Crítica: “Whiplash – Em Busca da Perfeição” revela poder de destruição do trabalho

*por Raphael Vidigal

“Não tenha medo de erros. O erro não existe.” Miles Davis

Embora tenha essa ambição, a arte não necessariamente melhora o mundo e a vida das pessoas. É esta a tese do diretor e roteirista de “Whiplash – Em Busca da Perfeição”. Ao retratar o poder de destruição, ganância, inveja, dor, ciúme, vaidade, indiferença, egoísmo, intolerância, sordidez, mágoa e outros adjetivos pouco simpáticos, Damien Chazelle inverte as imagens usualmente atribuídas à prática artística. À medida que o protagonista vivido por Miles Teller cresce no ofício, pior se torna como ser humano. Ambos, intérprete e personagem, se entregam a tal ponto a uma pretensa luz que acabam, como na lenda de Ícaro, queimados pelo sol.

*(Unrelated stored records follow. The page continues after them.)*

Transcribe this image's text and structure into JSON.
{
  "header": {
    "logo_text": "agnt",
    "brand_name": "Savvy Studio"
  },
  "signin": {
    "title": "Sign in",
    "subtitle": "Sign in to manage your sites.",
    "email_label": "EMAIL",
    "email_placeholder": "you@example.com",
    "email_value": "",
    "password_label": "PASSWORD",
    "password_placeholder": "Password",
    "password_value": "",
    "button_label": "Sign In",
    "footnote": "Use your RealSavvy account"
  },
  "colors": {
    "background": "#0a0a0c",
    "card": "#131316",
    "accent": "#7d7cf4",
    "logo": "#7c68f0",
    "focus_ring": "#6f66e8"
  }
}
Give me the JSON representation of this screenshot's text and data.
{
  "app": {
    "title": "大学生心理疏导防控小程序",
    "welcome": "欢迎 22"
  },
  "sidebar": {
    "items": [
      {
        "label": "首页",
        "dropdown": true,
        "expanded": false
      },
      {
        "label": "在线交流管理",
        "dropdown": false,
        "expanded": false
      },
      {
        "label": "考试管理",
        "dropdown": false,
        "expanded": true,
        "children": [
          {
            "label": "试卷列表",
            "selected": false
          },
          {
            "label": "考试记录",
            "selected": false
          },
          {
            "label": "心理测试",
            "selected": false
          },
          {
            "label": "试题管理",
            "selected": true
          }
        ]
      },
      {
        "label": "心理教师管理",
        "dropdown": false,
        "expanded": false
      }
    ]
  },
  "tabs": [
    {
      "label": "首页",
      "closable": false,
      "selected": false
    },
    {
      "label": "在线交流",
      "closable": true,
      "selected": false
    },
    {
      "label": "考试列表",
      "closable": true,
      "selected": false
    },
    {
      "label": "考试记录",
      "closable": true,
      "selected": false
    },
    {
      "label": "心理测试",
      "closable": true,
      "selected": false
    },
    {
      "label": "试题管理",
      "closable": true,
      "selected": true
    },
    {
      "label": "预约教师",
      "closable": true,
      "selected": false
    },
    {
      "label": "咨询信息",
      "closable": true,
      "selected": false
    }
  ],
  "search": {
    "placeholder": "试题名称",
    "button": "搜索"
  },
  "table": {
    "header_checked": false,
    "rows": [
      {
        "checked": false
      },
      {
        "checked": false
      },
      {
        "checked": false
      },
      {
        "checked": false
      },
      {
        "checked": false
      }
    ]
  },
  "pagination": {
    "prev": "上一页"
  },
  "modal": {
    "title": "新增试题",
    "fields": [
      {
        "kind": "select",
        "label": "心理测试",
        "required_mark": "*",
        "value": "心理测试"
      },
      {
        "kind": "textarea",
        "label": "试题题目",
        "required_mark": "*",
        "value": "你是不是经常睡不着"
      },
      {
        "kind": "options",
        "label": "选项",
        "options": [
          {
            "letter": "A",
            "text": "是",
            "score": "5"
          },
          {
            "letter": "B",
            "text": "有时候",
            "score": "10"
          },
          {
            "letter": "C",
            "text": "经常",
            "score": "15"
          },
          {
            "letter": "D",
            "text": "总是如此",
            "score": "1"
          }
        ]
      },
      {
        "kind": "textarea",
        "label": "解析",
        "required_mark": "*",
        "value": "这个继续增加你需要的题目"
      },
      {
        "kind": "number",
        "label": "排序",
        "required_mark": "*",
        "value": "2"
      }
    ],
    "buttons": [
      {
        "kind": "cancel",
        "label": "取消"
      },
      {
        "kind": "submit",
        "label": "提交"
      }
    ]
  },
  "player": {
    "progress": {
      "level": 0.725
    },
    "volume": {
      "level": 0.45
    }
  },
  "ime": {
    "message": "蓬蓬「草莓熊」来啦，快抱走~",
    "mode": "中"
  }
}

J. K. Simmons, vencedor do Oscar de melhor ator coadjuvante, é o grande atrativo da produção. Ele encarna com complexidade um carrasco cuja função é justamente incentivar e expor a face maníaca de seu pupilo, para retirar às entranhas uma excelência no fazer, na produção, na obra a ser legada, no gênio. Crítica que atende ao modelo de concepção educacional tanto no Brasil quanto nos Estados Unidos, onde busca-se a fortuna e o sucesso individualista, o tal plano de carreira, antes de qualquer preocupação cidadã. Portanto essa relação com o trabalho é também questionada, assim como a coqueluche da vaidade artística: a de que a obra é eterna, logo mais valiosa que a vida humana.

A arte apresentada no filme, contudo, risca do mapa sentimentos congregadores. É a da superação dos limites físicos, da competitividade, da praticidade, da repetição, do sacrifício, da transpiração, do individualismo. Ao eliminar características como irreverência, prazer, inspiração, criatividade, intuição, insubordinação, liberdade, encontro, ócio, banzo, descontração, generosidade, troca, esta aproxima-se da esfera esportiva e acolhe o lado sombrio de seu disfarce. Vale a pena lembrar nomes da música instrumental para quem esses atributos são indispensáveis, como Hermeto Pascoal, Jards Macalé e Rogério Duprat, para ficar só no terreiro tupiniquim.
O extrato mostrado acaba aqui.